The data were collected (reanalysis of published study) without consideration for the aims of the current study, and are therefore not optimized to test their goals. The biggest issue is that "The distractors are really distracting me." I'm somewhat concerned about how the distractors may have impacted the results. I honestly did not notice that the authors were using delay periods that had 11s of distractor stimuli until way into the paper. On the one hand, the "patterns" of the model fits across the ROIs appear to be qualitatively similar. That's good if you want to pool data like the authors did. But, while the authors state on line 350 "..we also confirmed that the presence of distractors during the delay did not impact the pattern of results in the memory task (Supplementary Figure 5)." When looking at Supplementary Figure 5, I noticed that there are a couple of exceptions to this.
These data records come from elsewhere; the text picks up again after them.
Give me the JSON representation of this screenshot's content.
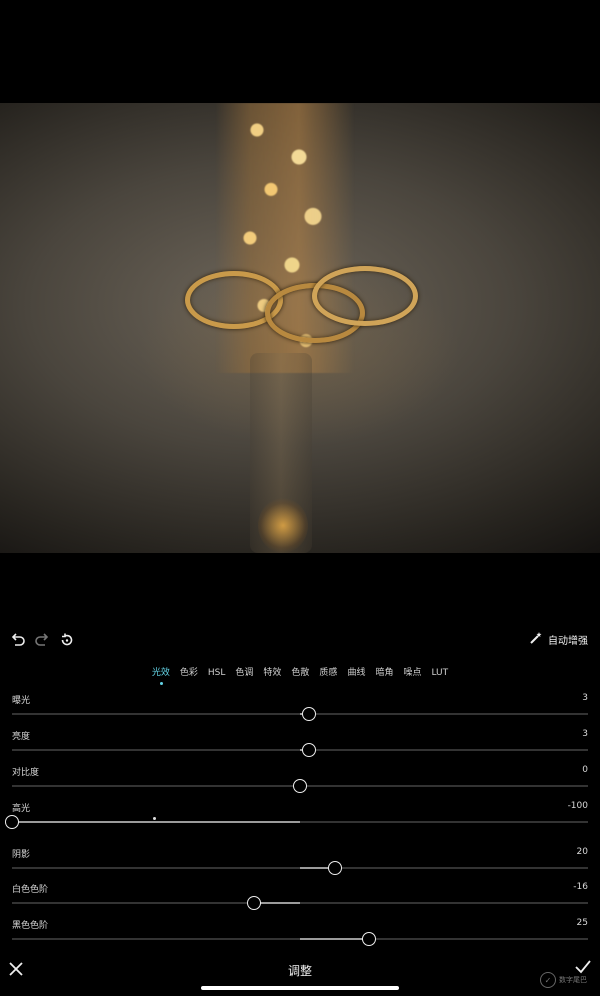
{
  "toolbar": {
    "auto_enhance_label": "自动增强"
  },
  "tabs": [
    {
      "label": "光效",
      "active": true
    },
    {
      "label": "色彩",
      "active": false
    },
    {
      "label": "HSL",
      "active": false
    },
    {
      "label": "色调",
      "active": false
    },
    {
      "label": "特效",
      "active": false
    },
    {
      "label": "色散",
      "active": false
    },
    {
      "label": "质感",
      "active": false
    },
    {
      "label": "曲线",
      "active": false
    },
    {
      "label": "暗角",
      "active": false
    },
    {
      "label": "噪点",
      "active": false
    },
    {
      "label": "LUT",
      "active": false
    }
  ],
  "sliders": [
    {
      "label": "曝光",
      "value": "3",
      "position": 0.515
    },
    {
      "label": "亮度",
      "value": "3",
      "position": 0.515
    },
    {
      "label": "对比度",
      "value": "0",
      "position": 0.5
    },
    {
      "label": "高光",
      "value": "-100",
      "position": 0.0
    },
    {
      "label": "阴影",
      "value": "20",
      "position": 0.56
    },
    {
      "label": "白色色阶",
      "value": "-16",
      "position": 0.42
    },
    {
      "label": "黑色色阶",
      "value": "25",
      "position": 0.62
    }
  ],
  "bottom": {
    "title": "调整",
    "watermark": "数字尾巴"
  },
  "colors": {
    "accent": "#63d4e6",
    "background": "#000000"
  },
  "icons": [
    "undo-icon",
    "redo-icon",
    "reset-icon",
    "magic-wand-icon",
    "close-icon",
    "check-icon"
  ]
}
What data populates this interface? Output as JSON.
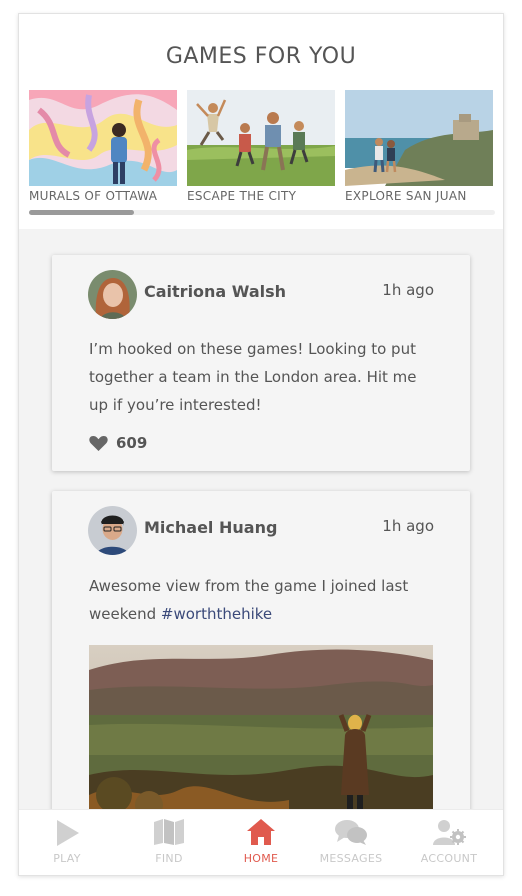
{
  "section_title": "GAMES FOR YOU",
  "games": [
    {
      "label": "MURALS OF OTTAWA"
    },
    {
      "label": "ESCAPE THE CITY"
    },
    {
      "label": "EXPLORE SAN JUAN"
    }
  ],
  "posts": [
    {
      "author": "Caitriona Walsh",
      "time": "1h ago",
      "text": "I’m hooked on these games! Looking to put together a team in the London area. Hit me up if you’re interested!",
      "likes": "609"
    },
    {
      "author": "Michael Huang",
      "time": "1h ago",
      "text": "Awesome view from the game I joined last weekend ",
      "hashtag": "#worththehike"
    }
  ],
  "tabs": [
    {
      "label": "PLAY",
      "icon": "play-icon"
    },
    {
      "label": "FIND",
      "icon": "map-icon"
    },
    {
      "label": "HOME",
      "icon": "home-icon"
    },
    {
      "label": "MESSAGES",
      "icon": "messages-icon"
    },
    {
      "label": "ACCOUNT",
      "icon": "account-settings-icon"
    }
  ],
  "colors": {
    "accent": "#e05a4e",
    "inactive": "#c8c8c8",
    "hashtag": "#3b4a7a"
  }
}
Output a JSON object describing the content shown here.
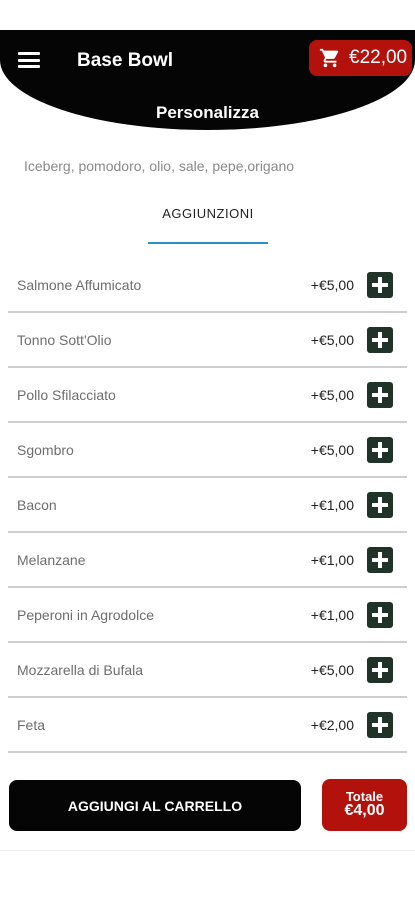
{
  "header": {
    "app_title": "Base Bowl",
    "cart_total": "€22,00",
    "page_title": "Personalizza"
  },
  "ingredients": "Iceberg, pomodoro, olio, sale, pepe,origano",
  "tab": {
    "label": "AGGIUNZIONI"
  },
  "additions": [
    {
      "name": "Salmone Affumicato",
      "price": "+€5,00"
    },
    {
      "name": "Tonno Sott'Olio",
      "price": "+€5,00"
    },
    {
      "name": "Pollo Sfilacciato",
      "price": "+€5,00"
    },
    {
      "name": "Sgombro",
      "price": "+€5,00"
    },
    {
      "name": "Bacon",
      "price": "+€1,00"
    },
    {
      "name": "Melanzane",
      "price": "+€1,00"
    },
    {
      "name": "Peperoni in Agrodolce",
      "price": "+€1,00"
    },
    {
      "name": "Mozzarella di Bufala",
      "price": "+€5,00"
    },
    {
      "name": "Feta",
      "price": "+€2,00"
    }
  ],
  "footer": {
    "add_to_cart_label": "AGGIUNGI AL CARRELLO",
    "total_label": "Totale",
    "total_value": "€4,00"
  },
  "icons": {
    "menu": "menu-icon",
    "cart": "shopping-cart-icon",
    "add": "plus-icon"
  },
  "colors": {
    "header_bg": "#050505",
    "accent_red": "#b3120c",
    "add_button": "#1f3328",
    "tab_underline": "#2a8fc4"
  }
}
In the Gratings distractor data, V1 shows a better fit to the Veridical model, while V4 and IPS0 shows no better fit to either model. And in the Noise distractor data, neither model fits better for any ROI. At first glance, I was concerned, but then looking at the No distractor data, the pattern is identical to that of the combined data. Thus, this can be seen as a glass half full/empty issue as almost all of the ROIs show a similar pattern, but still it would concern me if I were leading this study. This gets me to my key question, why even use the distractor trials at all, where the interpretation can get dicey? For instance, the authors have shown in this exact data that the impact of distraction affects the fidelity of representations differently along the visual hierarchy (Rademaker, 2019), consistent with several other studies (eg., Bettencourt & Xu, 2016; Lorenc, 2018; Hallenbeck et al., 2022) and with one of the author's preprints (Rademaker & Serences, 2024). My guess is that without the full dataset, some of the RSA analyses are underpowered. If that is the case, I'm fine with it, but it might be nice to state that.